Non et c’est bien là que le bât blesse. C’est sans doute la géographie qui veut ça, l’habitat est éclaté et Solsona reste une petite ville, mais le tissu local est en quelque sorte atomisé. En préparant cette interview, j’ai questionné des confrères et il se trouve que j’ai découvert des lieux et des recettes dont j’ignorais tout simplement l’existence ! Certes je ne suis pas née ici, mais les gens auxquels j’en ai parlé étaient dans le même cas que moi. C’est dire le déficit d’image dont nous souffrons. Nous n’avons pas encore de concept globalisé pour identifier le Solsonès et ça manque. Nous devons organiser des concertations interprofessionnelles, nous regrouper sous une même marque ombrelle. Comment pouvons-nous nous vendre, si nous n’avons pas conscience de partager un substrat culturel et un patrimoine ?

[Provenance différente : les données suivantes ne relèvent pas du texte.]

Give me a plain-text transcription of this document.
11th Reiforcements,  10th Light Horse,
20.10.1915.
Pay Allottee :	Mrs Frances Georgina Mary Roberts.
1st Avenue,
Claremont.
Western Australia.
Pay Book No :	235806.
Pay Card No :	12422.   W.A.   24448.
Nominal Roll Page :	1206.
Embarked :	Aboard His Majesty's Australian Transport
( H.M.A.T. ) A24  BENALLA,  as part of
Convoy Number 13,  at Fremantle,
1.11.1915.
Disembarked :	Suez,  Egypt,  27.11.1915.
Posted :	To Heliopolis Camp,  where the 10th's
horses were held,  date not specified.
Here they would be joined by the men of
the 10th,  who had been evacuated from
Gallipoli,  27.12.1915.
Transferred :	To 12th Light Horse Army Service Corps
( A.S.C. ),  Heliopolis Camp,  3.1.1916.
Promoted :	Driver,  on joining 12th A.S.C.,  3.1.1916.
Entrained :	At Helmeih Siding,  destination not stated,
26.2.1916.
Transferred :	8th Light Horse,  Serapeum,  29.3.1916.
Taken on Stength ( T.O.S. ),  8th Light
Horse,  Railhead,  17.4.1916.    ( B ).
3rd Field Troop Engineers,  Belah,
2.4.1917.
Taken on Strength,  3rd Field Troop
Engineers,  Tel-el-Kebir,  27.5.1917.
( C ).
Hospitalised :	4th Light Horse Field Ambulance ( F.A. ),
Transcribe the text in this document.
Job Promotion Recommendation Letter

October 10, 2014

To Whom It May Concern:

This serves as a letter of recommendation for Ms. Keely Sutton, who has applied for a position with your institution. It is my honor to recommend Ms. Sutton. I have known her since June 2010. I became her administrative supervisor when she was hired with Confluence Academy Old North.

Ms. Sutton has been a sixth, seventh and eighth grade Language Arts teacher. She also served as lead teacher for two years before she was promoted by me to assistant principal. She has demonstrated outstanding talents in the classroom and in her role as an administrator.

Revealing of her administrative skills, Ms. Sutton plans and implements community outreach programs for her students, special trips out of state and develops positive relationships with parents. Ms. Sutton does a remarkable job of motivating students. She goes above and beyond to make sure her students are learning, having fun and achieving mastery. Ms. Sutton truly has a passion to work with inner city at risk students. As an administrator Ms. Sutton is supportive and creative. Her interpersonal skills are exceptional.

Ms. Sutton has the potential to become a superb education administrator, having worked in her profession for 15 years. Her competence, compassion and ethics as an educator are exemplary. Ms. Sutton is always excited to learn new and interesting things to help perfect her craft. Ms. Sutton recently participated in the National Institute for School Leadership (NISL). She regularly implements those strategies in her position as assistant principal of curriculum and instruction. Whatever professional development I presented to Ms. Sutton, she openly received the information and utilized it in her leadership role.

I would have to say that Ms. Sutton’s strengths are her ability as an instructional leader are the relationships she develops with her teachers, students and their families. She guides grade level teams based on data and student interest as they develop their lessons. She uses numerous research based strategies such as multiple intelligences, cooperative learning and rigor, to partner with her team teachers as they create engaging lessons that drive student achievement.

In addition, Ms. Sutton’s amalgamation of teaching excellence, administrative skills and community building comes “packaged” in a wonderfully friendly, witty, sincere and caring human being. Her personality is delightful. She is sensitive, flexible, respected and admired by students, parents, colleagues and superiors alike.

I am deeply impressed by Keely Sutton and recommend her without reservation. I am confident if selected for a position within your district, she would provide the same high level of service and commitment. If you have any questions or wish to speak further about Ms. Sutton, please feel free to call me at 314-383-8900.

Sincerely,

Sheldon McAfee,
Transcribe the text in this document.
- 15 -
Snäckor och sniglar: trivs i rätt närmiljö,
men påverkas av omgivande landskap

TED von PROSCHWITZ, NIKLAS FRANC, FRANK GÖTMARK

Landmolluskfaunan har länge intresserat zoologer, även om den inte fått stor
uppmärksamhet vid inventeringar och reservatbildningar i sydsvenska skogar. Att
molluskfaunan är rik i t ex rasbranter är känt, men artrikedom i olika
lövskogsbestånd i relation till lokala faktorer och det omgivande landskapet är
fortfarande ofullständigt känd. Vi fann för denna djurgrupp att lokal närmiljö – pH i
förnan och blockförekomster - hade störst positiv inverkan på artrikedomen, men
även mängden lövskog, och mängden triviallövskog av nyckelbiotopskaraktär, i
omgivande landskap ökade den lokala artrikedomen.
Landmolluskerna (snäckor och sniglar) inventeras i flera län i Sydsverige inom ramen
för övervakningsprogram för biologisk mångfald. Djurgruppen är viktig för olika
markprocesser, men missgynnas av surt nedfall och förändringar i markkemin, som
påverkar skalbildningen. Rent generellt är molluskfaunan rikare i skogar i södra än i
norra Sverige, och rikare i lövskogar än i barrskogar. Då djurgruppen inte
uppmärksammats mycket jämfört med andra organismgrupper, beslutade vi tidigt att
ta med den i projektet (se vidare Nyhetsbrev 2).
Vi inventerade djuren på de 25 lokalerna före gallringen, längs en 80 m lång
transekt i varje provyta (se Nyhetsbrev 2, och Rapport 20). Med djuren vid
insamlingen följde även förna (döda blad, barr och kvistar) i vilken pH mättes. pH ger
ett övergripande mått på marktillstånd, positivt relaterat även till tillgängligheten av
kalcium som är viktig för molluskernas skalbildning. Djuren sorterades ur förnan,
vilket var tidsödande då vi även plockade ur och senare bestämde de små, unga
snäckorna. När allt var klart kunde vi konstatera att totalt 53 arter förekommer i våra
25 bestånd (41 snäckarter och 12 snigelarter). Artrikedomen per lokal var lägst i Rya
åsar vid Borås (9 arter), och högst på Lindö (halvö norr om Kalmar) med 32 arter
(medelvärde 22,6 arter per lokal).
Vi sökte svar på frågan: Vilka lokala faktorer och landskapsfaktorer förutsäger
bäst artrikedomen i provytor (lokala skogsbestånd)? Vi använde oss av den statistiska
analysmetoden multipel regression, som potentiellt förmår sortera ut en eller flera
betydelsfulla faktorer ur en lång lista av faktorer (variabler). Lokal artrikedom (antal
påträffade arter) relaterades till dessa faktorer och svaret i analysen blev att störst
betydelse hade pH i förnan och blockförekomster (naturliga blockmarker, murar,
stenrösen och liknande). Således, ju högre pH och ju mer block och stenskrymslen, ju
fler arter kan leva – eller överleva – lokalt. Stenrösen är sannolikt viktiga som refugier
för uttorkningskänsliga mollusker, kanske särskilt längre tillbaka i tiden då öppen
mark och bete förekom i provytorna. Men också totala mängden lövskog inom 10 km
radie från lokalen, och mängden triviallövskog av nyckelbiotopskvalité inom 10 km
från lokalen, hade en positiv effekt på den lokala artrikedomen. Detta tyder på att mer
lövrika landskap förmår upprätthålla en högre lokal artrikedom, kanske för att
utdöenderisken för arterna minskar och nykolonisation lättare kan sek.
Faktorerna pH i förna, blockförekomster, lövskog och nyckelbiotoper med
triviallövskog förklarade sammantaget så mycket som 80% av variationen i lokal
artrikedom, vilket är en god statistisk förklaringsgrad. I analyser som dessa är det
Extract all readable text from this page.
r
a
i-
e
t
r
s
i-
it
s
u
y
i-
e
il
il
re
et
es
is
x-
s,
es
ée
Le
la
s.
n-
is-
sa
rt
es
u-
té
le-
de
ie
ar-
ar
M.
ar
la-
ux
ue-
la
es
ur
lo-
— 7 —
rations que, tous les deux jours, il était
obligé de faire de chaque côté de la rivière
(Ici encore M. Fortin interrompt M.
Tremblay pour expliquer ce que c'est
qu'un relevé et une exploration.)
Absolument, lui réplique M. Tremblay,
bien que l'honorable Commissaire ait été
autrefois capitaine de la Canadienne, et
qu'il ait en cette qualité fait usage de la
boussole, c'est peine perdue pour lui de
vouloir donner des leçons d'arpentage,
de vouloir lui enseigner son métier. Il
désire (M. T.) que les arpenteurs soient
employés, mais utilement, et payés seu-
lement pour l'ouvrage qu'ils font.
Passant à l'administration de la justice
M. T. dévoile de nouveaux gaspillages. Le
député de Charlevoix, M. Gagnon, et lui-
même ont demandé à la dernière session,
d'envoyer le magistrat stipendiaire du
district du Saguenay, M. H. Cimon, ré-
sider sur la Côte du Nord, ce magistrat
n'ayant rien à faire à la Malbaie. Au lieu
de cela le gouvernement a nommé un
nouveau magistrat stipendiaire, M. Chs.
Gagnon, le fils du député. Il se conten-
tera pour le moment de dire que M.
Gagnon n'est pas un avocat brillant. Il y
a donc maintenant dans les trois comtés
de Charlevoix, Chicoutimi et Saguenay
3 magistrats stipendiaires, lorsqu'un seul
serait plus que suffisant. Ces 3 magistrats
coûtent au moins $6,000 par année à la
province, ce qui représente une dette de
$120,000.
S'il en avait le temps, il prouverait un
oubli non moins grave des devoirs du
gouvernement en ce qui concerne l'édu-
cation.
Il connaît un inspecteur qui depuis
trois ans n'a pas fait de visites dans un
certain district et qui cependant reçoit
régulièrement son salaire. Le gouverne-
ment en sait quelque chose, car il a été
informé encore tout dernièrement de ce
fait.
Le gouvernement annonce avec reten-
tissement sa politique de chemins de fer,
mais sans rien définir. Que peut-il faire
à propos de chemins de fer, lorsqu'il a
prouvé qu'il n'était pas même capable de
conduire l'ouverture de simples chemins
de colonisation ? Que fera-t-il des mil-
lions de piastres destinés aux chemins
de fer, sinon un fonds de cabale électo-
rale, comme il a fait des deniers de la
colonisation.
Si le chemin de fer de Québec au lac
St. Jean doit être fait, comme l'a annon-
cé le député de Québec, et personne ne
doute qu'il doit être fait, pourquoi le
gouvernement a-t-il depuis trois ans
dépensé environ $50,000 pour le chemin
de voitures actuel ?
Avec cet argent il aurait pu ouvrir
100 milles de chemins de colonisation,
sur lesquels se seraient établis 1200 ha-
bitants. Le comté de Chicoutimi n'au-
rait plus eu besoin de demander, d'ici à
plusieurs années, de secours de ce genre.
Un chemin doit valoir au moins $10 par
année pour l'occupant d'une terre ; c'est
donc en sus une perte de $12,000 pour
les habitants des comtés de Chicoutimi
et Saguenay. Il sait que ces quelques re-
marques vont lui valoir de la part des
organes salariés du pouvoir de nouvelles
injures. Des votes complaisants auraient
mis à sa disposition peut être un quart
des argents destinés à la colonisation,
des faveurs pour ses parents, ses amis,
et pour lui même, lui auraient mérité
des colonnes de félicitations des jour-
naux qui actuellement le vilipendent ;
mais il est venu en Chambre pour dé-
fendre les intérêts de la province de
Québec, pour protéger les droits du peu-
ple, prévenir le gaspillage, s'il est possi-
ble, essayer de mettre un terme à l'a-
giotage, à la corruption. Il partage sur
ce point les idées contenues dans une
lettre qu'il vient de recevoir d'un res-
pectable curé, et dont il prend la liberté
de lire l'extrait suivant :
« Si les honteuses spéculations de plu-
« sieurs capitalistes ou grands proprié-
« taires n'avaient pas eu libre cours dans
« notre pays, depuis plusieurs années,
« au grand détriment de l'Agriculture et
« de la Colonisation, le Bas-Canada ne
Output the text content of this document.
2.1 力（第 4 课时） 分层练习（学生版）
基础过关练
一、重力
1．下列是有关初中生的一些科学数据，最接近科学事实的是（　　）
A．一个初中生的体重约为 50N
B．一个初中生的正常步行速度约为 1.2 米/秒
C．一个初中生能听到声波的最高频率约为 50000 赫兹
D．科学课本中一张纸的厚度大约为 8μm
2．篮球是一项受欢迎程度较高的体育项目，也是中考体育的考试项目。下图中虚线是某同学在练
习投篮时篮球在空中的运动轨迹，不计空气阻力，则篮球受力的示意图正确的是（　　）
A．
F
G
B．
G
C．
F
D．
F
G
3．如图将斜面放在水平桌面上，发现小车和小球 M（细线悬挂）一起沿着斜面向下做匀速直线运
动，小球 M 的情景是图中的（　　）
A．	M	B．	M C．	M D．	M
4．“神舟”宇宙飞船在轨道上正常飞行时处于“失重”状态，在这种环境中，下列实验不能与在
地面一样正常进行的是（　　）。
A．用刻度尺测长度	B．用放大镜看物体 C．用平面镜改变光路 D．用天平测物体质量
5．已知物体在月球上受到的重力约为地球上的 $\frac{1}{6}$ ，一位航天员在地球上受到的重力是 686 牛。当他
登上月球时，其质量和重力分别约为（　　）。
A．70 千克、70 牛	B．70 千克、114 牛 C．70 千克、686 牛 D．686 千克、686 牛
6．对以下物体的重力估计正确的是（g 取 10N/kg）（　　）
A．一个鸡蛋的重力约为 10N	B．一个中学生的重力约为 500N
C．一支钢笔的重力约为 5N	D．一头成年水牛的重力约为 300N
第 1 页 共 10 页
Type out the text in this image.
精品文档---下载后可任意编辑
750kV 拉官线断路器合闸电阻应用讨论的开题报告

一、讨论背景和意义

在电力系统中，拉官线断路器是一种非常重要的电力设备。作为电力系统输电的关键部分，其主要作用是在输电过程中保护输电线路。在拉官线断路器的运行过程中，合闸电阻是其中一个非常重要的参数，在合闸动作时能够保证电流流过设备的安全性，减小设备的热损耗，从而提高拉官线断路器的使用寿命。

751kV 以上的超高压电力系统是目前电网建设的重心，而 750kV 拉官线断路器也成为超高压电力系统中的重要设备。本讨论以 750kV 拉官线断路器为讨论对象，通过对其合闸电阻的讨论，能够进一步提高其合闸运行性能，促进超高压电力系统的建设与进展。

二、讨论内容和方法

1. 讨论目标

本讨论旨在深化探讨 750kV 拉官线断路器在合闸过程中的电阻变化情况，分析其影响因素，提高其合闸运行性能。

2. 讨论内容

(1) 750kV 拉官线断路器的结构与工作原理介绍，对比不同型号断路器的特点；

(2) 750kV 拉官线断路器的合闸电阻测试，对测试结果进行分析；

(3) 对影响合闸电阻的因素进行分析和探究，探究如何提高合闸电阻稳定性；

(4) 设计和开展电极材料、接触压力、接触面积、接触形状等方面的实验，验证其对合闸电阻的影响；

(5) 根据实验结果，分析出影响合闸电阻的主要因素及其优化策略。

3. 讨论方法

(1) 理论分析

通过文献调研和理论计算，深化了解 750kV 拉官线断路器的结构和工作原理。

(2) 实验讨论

Justement, la cuisine du Solsonès, c’est un sacré patrimoine. Vous la définiriez comment ?

Evidemment, c’est avant tout une cuisine de montagne, très roborative. La pomme de terre y joue un rôle très important. Ici on l’appelle trumfo et non patata. Mais évidemment, on a la richesse des bois, c’est-à-dire les champignons, les truffes, les sangliers, et de l’élevage avec les agneaux et les porcs. A Sant Lllorenç, on cultive aussi des pommes, notamment pour leur jus et partout on fait des charcuteries typées et excellentes. Au nord de la comarca, la production de fromages de chèvre est d’extrême qualité.

Bon, ça, ce sont les produits. Comment est-ce qu’on les cuisine ici ?

On cuisine des pois noirs qui ressemblent à des pois chiches dont on peut faire des soupes ou des purées. Et aussi du maïs échaudé que l’on met dans la soupe, l’escudella. Il faut que les choses tiennent au corps, le climat est très continental. Une collègue m’a aussi parlé de la Xarapa, une soupe de morue avec du lard salé, des peaux d’orange et des pommes de terre. A ma connaissance ça n’existe pas ailleurs. Et puis, il faut rajouter les coques (je n’en avais jamais vu une telle variété avant de m’installer ici) et la pâte de coing, omniprésente, qui accompagne les fromages frais. Les soupes tiennent le haut du pavé, mais on cuisine aussi beaucoup le gibier, avec toutes sortes de champignons, évidemment.

Est-ce que vous organisez des campagnes gastronomiques comme c’est le cas dans la Garrotxa, avec la cuisine des volcans ou sur la Costa Brava, avec la campagne gastronomique de l’oursin ou de la gamba ?

Non, nous n’en sommes pas là mais nous organisons quand même deux grands événements très suivis. La Foire de la pomme de terre et de la truffe (Fira del trumfo i de la tofòna), à laquelle s’associent de nombreux restaurants et qui permet de décliner une infinité de recettes de viande, de glaces ou de sauces parfumées à la truffe. Le marché attire beaucoup de monde car la truffe est très tendance, elle apporte un vent nouveau sur nos terres rurales. Il ne faudrait pas grand-chose pour que ce rendez-vous devienne encore plus important. Ensuite, il y a la foire aux champignons (fira dels bolets). Et là, il y a de quoi faire parce qu’on trouve absolument tous les champignons ici, eu égard aux dénivelés et aux expositions diverses de nos nombreuses vallées : des lactaires délicieux, des girolles, des oronges, des mousserons, des pleurotes et bien sûr des cèpes. Quand nous avons ouvert le restaurant, j’avais un fournisseur de morilles qui m’apportait d’énormes paniers, mais avec les changements climatiques, on en voit de moins en moins. Alors oui, on a tout pour organiser des campagnes gastronomiques mais il faut, là encore, que la communication globale de la comarca suive.